1. “This is a great idea!”

This is the bit where optimism is your driving force – doubly so if you’re moving in together for the first time. Nothing seems too much of a hassle. You do not own too much stuff. You have limitless amounts of budget. Sure, you can find something in London that won’t cost the same amount as a City banker’s weekly shopping budget. Sure, you don’t care about size, as long as it’s you two.

2. “Actually, this is a terrible idea.”

Where “oh” becomes an emotion and not just a thing you say. Where the only place you can find that both takes couples without extra costs and is within a reasonable commuting distance from work is a tiny studio flat where the gas cooker is right next to the bed and the only way in is via a set of stairs that, at best, can be described as “rickety”.

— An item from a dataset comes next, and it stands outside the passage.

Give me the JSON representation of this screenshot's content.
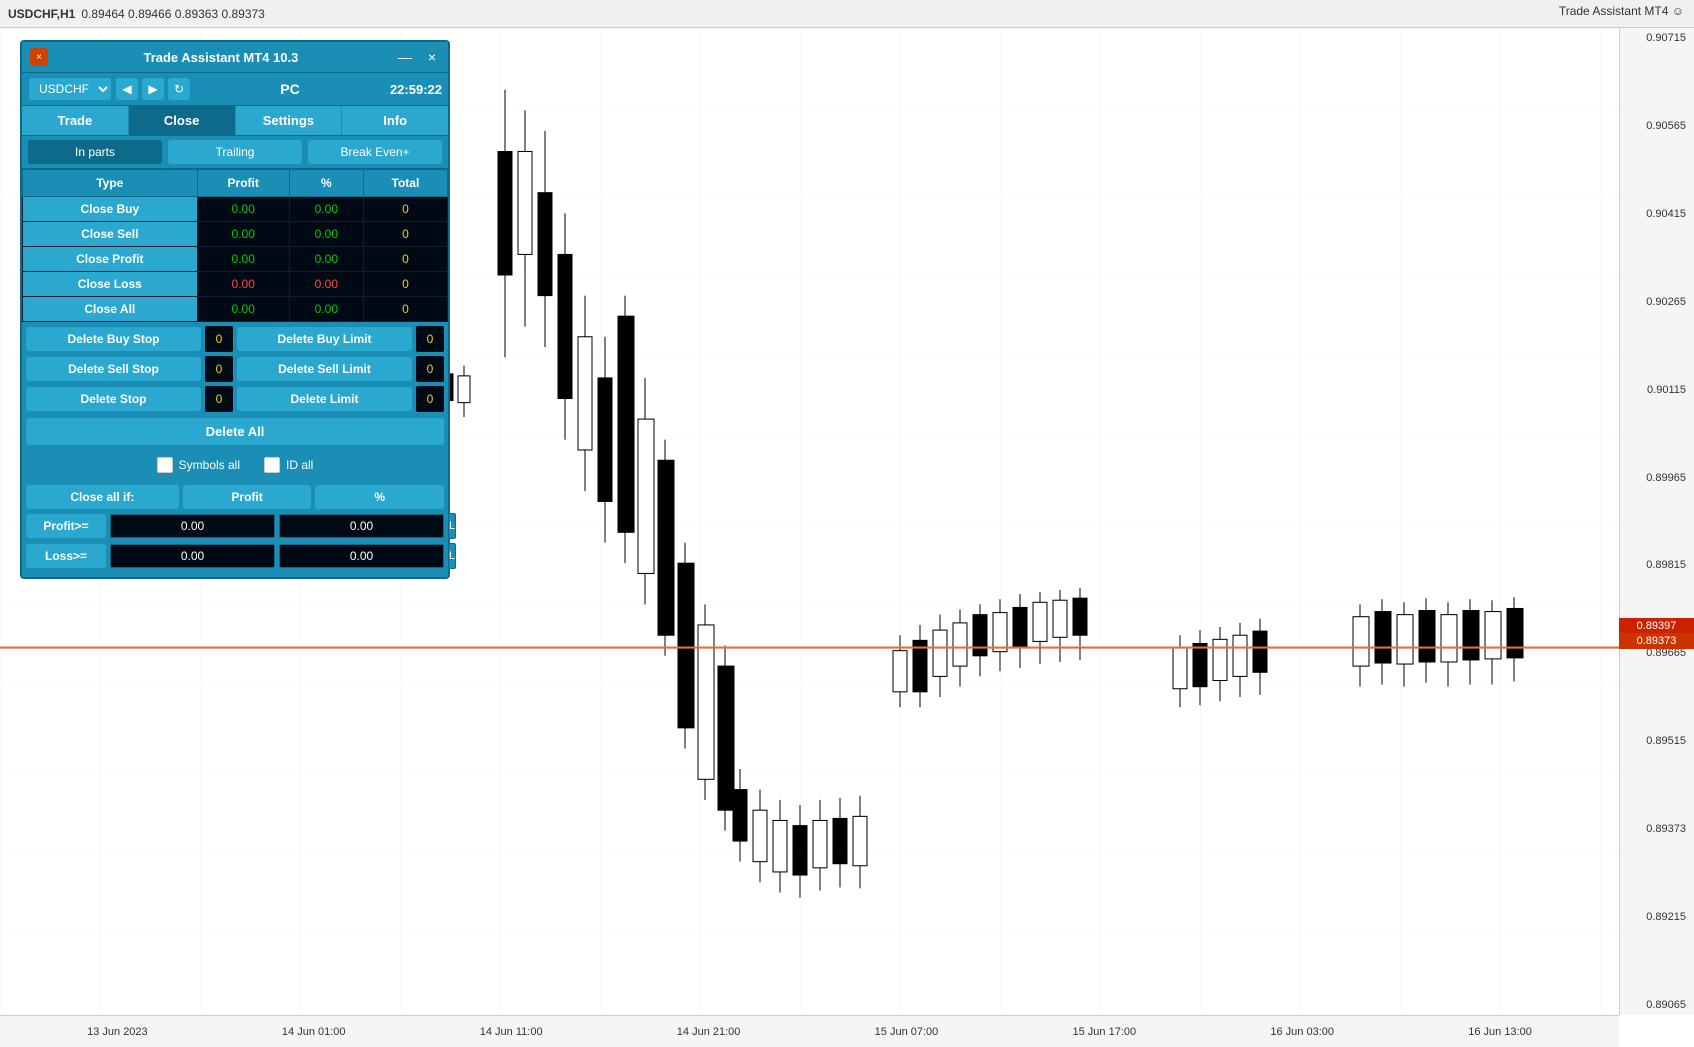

See also: assuming you’ve found a place, only to call up and hear that the place has already been let.


3. Finding the place

Where you finally find the place that’s not too terrible in the way of location, budget and space. It’s not yet been let and you can move in at short notice. Of course you take it. Magical words can include: bills included in rent, wifi included, only one month’s notice if you decide to repeat this process all over again.

4. The packing begins

Or, as I like to call it, utter despair, part one. This is the point where you find that hairdryer you thought you’d lost months ago. Or discover you’ve somehow come into possession of the entire world’s supply of Kirby grips.

5. Regret

Why are you moving house again? You can’t quite remember, because all you can think about is all the stuff you’ve suddenly found.  You will almost definitely:

  • not even remember buying that shirt
  • wonder why this book was a book you needed in your life
  • find EVEN MORE Kirby grips lying around
  • cry because you don’t own any pots or pans, yet own all eight seasons of McLeod’s Daughters on DVD despite having watched not a single episode of it.

6. The big day (or days, even)

If you had the budget and time in advance to book a white van man (or even just a van and some helpful family members), then this part of moving house won’t be as stressful as you think it will be. If what you have is no budget, a lot of stuff and the boot of a car, then this is the culmination of the previous two phases. The bit where you’re making endless trips between the old place and the new place, sometimes for several days. The bit where there will, inevitably, be even more weeping because of the sheer amount of shite you have lying around.

7. Unpacking (or “WHEN WILL IT END?”)

You will have forgotten about until it actually comes along. This may also be the point where you and your other half will end up deciding to just take a lot of stuff to a charity shop because you can’t be arsed unpacking it.

8. The end, at last

Two, maybe three weeks later, you will look around your new digs and notice that there’s no more unpacking to do. You will have settled into a daily routine. You’ll (somehow) have worked out a way to get rent to the person it needs to get to every month. Yes, this is the bit where you can sit back, open up a bottle of gin and sigh contentedly. It’s over. Done. You’ve moved house and you’re both still in one piece.

Peace at last.

We have yet to reach this phase, incidentally.